After the vote, the first-year senator promoted a constitutional amendment proposal he made as a House member. It would remove pay decisions from the Legislature.
“I really do think it is a conflict of interest for us to be dealing with it,” Eken said.
Eken’s change left five Democrats and all Republicans opposing the bill.
The only mention of the raises in the Senate came when bill sponsor Sen. Tom Saxhaug, DFL-Grand Rapids, quickly described the bill. He did not provide specifics on the raises, but it is a politically sensitive subject and senators were well aware of it.
“It’s a tough vote,” Senate Majority Leader Tom Bakk, DFL-Cook, said.
The overall bill would spend $924 million in the next two years, funding the Legislature, executive offices and a range of departments from the Arts Board to Historical Society to Minnesota Management and Budget.
For lawmakers, the bill would increase salaries from the current $31,000, which has been the standard for nearly 15 years, to $42,000 in 2016.
Bakk said he supports the raises because without them the Legislature could be dominated by the retired, rich and those who cannot find other jobs.
“It is about the next generation of people who come to the Senate,” he said.
Democratic senators took an hour-long break during debate on the bill to talk privately. Bakk said they considered removing the pay provisions, but opted to leave them in.
Two Republican leaders decried the raises, saying they show how Democrats want to spend more money, but said they would accept the money if the Legislature eventually approves.
Democratic Gov. Mark Dayton said he would donate any raise to charity, but Senate Minority Leader David Hann, R-Eden Prairie, and Assistant Minority Leader David Thompson, R-Lakeville, said they would follow whatever law Democrats in charge of the Legislature pass.
“It was part of a larger bill,” Thompson said. “The focus needs to be is what are the Democrats doing here generally.”
“This is part of the DFL budget,” Hann said, hinting the higher pay could become a campaign issue.
A compensation council recommended the higher salaries for legislators, the governor, attorney general, secretary of state, auditor and judges. The Legislature and governor must approve.
The governor, whose $120,000 annual salary ranks 32nd in the country, would receive an increase to $128,000 in 2016. Other top state officials would receive similar-sized raises.
A similar pay raise is not in a related House bill, but a conference committee could insert it next month.
Also in the state departments finance bill:
— The Sunset Commission is killed.

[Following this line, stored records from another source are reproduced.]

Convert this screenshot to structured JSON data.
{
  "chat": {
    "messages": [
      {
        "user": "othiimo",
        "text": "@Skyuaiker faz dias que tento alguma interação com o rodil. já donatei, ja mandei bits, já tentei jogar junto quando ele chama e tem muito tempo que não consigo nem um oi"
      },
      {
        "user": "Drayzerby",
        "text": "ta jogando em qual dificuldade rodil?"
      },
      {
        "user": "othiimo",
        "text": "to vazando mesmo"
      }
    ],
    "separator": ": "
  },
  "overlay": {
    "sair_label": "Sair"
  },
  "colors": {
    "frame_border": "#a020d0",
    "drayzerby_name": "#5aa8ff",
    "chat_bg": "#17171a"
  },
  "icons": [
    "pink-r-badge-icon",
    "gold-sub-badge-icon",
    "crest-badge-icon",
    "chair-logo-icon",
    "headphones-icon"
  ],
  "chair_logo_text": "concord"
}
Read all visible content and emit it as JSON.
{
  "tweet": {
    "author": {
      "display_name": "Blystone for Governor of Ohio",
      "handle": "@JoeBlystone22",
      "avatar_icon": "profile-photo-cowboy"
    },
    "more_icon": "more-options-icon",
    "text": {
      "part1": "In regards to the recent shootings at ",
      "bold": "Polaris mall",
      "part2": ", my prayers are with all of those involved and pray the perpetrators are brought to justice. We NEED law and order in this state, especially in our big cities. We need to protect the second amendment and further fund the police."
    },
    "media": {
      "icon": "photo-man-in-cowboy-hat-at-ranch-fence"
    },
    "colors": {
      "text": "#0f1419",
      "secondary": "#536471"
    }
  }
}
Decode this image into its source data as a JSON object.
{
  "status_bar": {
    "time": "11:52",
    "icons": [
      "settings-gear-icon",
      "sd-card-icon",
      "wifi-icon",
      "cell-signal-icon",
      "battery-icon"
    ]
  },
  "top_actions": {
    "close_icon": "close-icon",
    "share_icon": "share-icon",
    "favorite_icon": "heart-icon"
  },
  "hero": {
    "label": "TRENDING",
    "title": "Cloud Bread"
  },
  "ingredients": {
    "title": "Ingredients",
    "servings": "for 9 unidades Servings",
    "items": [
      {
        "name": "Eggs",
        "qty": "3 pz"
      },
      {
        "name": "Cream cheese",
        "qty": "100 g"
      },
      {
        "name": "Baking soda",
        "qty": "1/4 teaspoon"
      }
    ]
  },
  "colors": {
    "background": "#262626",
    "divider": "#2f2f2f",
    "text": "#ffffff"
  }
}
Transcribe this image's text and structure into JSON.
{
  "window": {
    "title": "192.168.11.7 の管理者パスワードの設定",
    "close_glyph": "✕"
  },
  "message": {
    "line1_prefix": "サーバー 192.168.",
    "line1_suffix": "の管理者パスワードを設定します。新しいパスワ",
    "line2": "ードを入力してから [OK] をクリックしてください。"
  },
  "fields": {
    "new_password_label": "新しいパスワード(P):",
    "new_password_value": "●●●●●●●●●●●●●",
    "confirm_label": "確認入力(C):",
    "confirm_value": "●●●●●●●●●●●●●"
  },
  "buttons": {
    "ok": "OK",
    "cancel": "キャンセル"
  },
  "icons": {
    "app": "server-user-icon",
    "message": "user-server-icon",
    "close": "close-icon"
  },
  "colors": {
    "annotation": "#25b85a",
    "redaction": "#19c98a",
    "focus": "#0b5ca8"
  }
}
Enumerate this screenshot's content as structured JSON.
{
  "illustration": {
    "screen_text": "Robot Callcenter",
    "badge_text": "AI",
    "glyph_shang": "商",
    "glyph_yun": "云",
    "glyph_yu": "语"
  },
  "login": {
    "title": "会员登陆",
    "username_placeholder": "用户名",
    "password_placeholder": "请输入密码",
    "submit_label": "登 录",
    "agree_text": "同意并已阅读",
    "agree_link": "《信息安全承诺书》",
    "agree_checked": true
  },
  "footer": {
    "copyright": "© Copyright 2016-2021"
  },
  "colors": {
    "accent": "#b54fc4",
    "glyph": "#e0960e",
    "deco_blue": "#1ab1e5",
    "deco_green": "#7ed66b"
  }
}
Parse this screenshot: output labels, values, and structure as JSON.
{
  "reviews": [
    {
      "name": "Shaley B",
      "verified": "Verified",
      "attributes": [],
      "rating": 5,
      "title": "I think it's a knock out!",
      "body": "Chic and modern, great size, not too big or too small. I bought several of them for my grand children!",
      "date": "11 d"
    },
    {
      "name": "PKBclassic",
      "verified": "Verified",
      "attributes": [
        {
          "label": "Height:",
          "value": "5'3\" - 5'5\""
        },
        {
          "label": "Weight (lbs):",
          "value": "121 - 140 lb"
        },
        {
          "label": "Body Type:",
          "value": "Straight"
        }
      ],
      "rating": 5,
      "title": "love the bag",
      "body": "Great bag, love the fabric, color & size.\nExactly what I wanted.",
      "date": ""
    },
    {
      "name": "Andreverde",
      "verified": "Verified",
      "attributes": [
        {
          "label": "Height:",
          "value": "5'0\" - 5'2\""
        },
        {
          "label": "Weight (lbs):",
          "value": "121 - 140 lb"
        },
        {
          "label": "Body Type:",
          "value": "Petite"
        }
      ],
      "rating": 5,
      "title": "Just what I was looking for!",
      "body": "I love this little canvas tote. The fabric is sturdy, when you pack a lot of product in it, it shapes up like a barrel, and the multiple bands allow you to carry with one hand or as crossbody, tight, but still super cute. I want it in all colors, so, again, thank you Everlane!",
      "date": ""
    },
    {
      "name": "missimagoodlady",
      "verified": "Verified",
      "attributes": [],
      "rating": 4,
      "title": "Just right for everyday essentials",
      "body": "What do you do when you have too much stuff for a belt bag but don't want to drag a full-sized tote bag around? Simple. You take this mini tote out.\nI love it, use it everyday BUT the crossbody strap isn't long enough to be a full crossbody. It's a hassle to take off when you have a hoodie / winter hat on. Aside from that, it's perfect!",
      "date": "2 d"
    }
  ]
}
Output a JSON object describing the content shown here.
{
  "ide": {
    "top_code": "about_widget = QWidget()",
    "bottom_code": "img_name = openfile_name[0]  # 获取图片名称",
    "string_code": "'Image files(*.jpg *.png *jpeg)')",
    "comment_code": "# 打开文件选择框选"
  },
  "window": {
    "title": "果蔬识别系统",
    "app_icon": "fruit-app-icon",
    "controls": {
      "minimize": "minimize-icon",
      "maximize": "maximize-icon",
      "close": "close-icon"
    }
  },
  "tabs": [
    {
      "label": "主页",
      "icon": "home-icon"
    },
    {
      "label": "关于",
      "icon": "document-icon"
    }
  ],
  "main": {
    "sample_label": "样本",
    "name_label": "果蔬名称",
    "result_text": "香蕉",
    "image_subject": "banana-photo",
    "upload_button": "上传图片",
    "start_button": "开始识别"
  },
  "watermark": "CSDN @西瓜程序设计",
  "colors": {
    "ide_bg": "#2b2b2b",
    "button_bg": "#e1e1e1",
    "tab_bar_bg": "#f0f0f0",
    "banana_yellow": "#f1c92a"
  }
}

Legislators established the commission to review state agencies now and then to see if they should continue to exist.
— State and local officials on military duty would continue to receive their government pay.
— Red and white striped or red, white and blue striped barber poles only could be used by barbers.
— Cosmetologists, nail technicians and others would be required to take continuing education courses.
— House and Senate budgets would increase 9 percent.